Vorstellung der neuen Broschüre und Zeitzeugin-Gespräch am 11.09.

Tag der Erinnerung und Mahnung, 11.09. um 14.30 Uhr am Lustgarten

Wir stellen die neue Ausgabe unserer Interview-Broschüre „Fragt uns, wir sind die Letzten.“ vor. Im Anschluss sprechen wir mit Marianne Kaufhold über ihr Leben als sogenannte „Halb-Jüdin“ im Nationalsozialismus. Kaufhold wurde 1927 als Marianne Levi in Berlin geboren. Ihre Eltern betrieben ein Herrenartikelgeschäft im Wedding, welches während der Novemberpogrome 1938 beschmiert wurde. Kaufhold musste im selben Jahr die Schule verlassen, weil die Nazis sie als „Halb-Jüdin“ einstuften.
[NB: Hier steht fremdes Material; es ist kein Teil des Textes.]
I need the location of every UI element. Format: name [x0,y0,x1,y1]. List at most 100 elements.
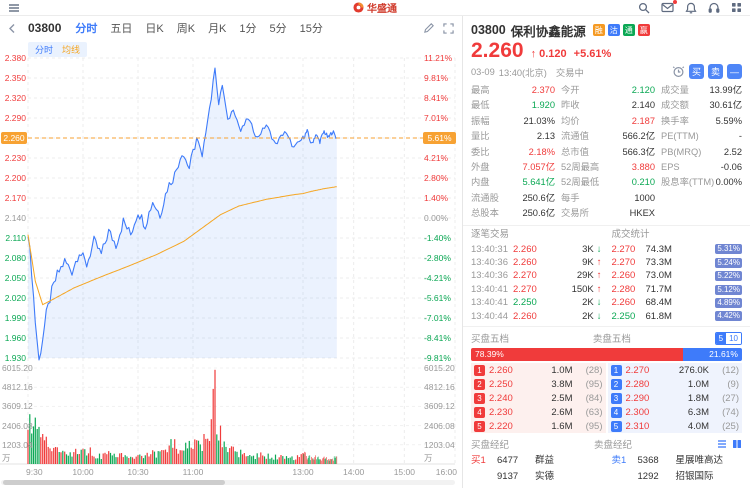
down-arrow-icon: ↓ [596,297,602,309]
sell-button[interactable]: 卖 [708,64,723,79]
stat-cell: 总股本 250.6亿 [471,206,555,221]
stat-cell [661,206,742,221]
time-axis-label: 10:30 [127,467,149,477]
stat-value: 5.641亿 [522,177,555,188]
intraday-chart[interactable] [0,16,462,488]
stat-label: 委比 [471,146,490,157]
bid-level-row[interactable]: 3 2.240 2.5M (84) [471,391,606,406]
volstat-volume: 68.4M [645,297,672,309]
buy-button[interactable]: 买 [689,64,704,79]
bid-brokers-list: 买1 6477 群益 9137 实德 [471,453,602,484]
tick-price: 2.260 [513,257,537,269]
tick-volume-group: 29K ↑ [577,269,602,282]
volstat-price: 2.260 [611,270,636,282]
ask-level-row[interactable]: 3 2.290 1.8M (27) [607,391,742,406]
edit-icon[interactable] [423,22,434,34]
broker-list-icon[interactable] [717,439,727,449]
ask-volume: 6.3M [687,406,709,418]
price-axis-label: 1.930 [4,353,26,363]
ask-level-row[interactable]: 2 2.280 1.0M (9) [607,377,742,392]
bid-level-row[interactable]: 2 2.250 3.8M (95) [471,377,606,392]
quote-meta-row: 03-09 13:40(北京) 交易中 买 卖 — [463,62,750,81]
bid-price: 2.250 [489,378,513,390]
expand-icon[interactable] [443,22,454,34]
volstat-volume: 73.3M [645,257,672,269]
pct-axis-label: 2.80% [424,173,449,183]
bell-icon[interactable] [685,2,697,14]
price-alert-icon[interactable] [672,65,685,78]
stock-tag-badges: 融沽通赢 [592,24,650,36]
stat-label: 今开 [561,85,580,95]
bid-volume: 2.6M [551,406,573,418]
ask-price: 2.270 [625,364,650,376]
quote-panel: 03800 保利协鑫能源 融沽通赢 2.260 ↑ 0.120 +5.61% 0… [462,16,750,488]
volstat-volume: 61.8M [645,310,672,322]
ask-rank-badge: 5 [610,420,622,432]
search-icon[interactable] [638,2,650,14]
volstat-percent-badge: 5.12% [715,284,742,295]
trade-flow-section: 逐笔交易 13:40:31 2.260 3K ↓ 13:40:36 2.260 9K ↑ 13:… [463,226,750,328]
bid-price: 2.230 [489,406,513,418]
notification-dot [673,0,677,4]
chart-scrollbar[interactable] [1,480,455,485]
ask-volume: 4.0M [687,420,709,432]
volstat-volume: 73.0M [645,270,672,282]
depth-5-option[interactable]: 5 [715,332,727,344]
chart-tab[interactable]: 15分 [299,23,323,35]
apps-grid-icon[interactable] [731,2,742,13]
broker-layout-icon[interactable] [732,439,742,449]
order-book: 1 2.260 1.0M (28) 2 2.250 3.8M (95) 3 2.240 2.5M (8… [463,363,750,434]
ask-level-row[interactable]: 1 2.270 276.0K (12) [607,363,742,378]
chart-tab[interactable]: 分时 [75,23,98,35]
tick-trade-row: 13:40:41 2.270 150K ↑ [471,283,602,296]
bid-level-row[interactable]: 1 2.260 1.0M (28) [471,363,606,378]
stat-cell: 股息率(TTM) 0.00% [661,175,742,190]
stat-cell: 内盘 5.641亿 [471,175,555,190]
tick-price: 2.250 [513,297,537,309]
stat-label: 振幅 [471,115,490,126]
tick-time: 13:40:41 [471,283,508,295]
ask-level-row[interactable]: 4 2.300 6.3M (74) [607,405,742,420]
stat-value: 566.2亿 [622,131,655,142]
bid-level-row[interactable]: 5 2.220 1.6M (95) [471,419,606,434]
volume-axis-label: 1203.04 [2,439,33,450]
stat-value: 13.99亿 [709,85,742,95]
depth-toggle[interactable]: 5 10 [714,331,743,345]
chart-tab[interactable]: 5分 [269,23,287,35]
collapse-button[interactable]: — [727,64,742,79]
tick-volume: 2K [582,310,594,322]
up-arrow-icon: ↑ [596,283,602,295]
scrollbar-thumb[interactable] [3,480,225,485]
ask-orders: (25) [722,420,739,432]
bid-level-row[interactable]: 4 2.230 2.6M (63) [471,405,606,420]
ask-brokers-list: 卖1 5368 星展唯高达 1292 招银国际 [612,453,743,484]
price-axis-label: 2.320 [4,93,26,103]
broker-name: 星展唯高达 [675,455,724,467]
stat-label: 均价 [561,115,580,126]
chart-tab[interactable]: 日K [145,23,164,35]
headset-icon[interactable] [708,2,720,14]
stat-cell: 最低 1.920 [471,98,555,113]
back-chevron-icon[interactable] [8,23,16,34]
stat-value: -0.06 [720,162,742,173]
stat-label: 流通股 [471,192,499,203]
volstat-price: 2.270 [611,257,636,269]
stat-label: 交易所 [561,208,589,219]
ask-level-row[interactable]: 5 2.310 4.0M (25) [607,419,742,434]
stat-value: 1.920 [531,100,555,111]
tick-volume-group: 2K ↓ [582,310,601,323]
bid-brokers-title: 买盘经纪 [471,440,510,452]
menu-icon[interactable] [8,3,20,13]
chart-tab[interactable]: 五日 [110,23,133,35]
pct-axis-label: 11.21% [424,53,453,63]
chart-panel: 03800 分时 五日 日K 周K 月K 1分 5分 15分 分时 均线 2.380 2.350… [0,16,462,488]
chart-tab[interactable]: 月K [208,23,227,35]
mail-icon[interactable] [661,0,677,13]
bid-orders: (63) [585,406,603,418]
chart-tab[interactable]: 1分 [239,23,257,35]
volume-unit-label: 万 [424,453,433,463]
chart-tab[interactable]: 周K [176,23,196,35]
stat-cell: EPS -0.06 [661,160,742,175]
depth-10-option[interactable]: 10 [726,332,742,344]
stat-value: 3.880 [631,162,655,173]
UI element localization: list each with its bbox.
In einer halb-legalen Schule für Verfolgte konnte sie weiter zur Schule gehen und später unter schwierigen Bedingungen eine Lehre beginnen.

Broschüre erschienen

Die Broschüre „Fragt uns, wir sind die Letzten“ (Teil 2) ist eine Interview-Broschüre, die Erinnerungen von Verfolgten und Menschen aus dem antifaschistischen Widerstand aufzeichnet. Diese Erinnerungen sind ein bedeutendes Gegengewicht zu herrschenden Geschichtsbildern und auch zu denjenigen Zeitzeug_innen, die scheinbar von nichts wussten – vor allem nicht von ihrer eigenen Schuld. Wir erwarten von den Zeitzeug_innen nicht, dass sie uns Geschichte objektiv vermitteln. Uns geht es gerade um die individuellen Schlüsse und die Bewertungen, die uns nur Verfolgte und Menschen aus dem Widerstand vermitteln können. Unsere Interviews orientieren sich dabei weniger an einem wissenschaftlichen, vermeintlich objektiven Zugang zu Geschichte, sondern vielmehr an einem persönlichen. Wie erlebten Menschen Verfolgung und/oder Widerstand? Welche Erkenntnisse zogen sie daraus? Was waren (und sind) ihre Beweggründe, sich gegen faschistisches Gedankengut einzusetzen?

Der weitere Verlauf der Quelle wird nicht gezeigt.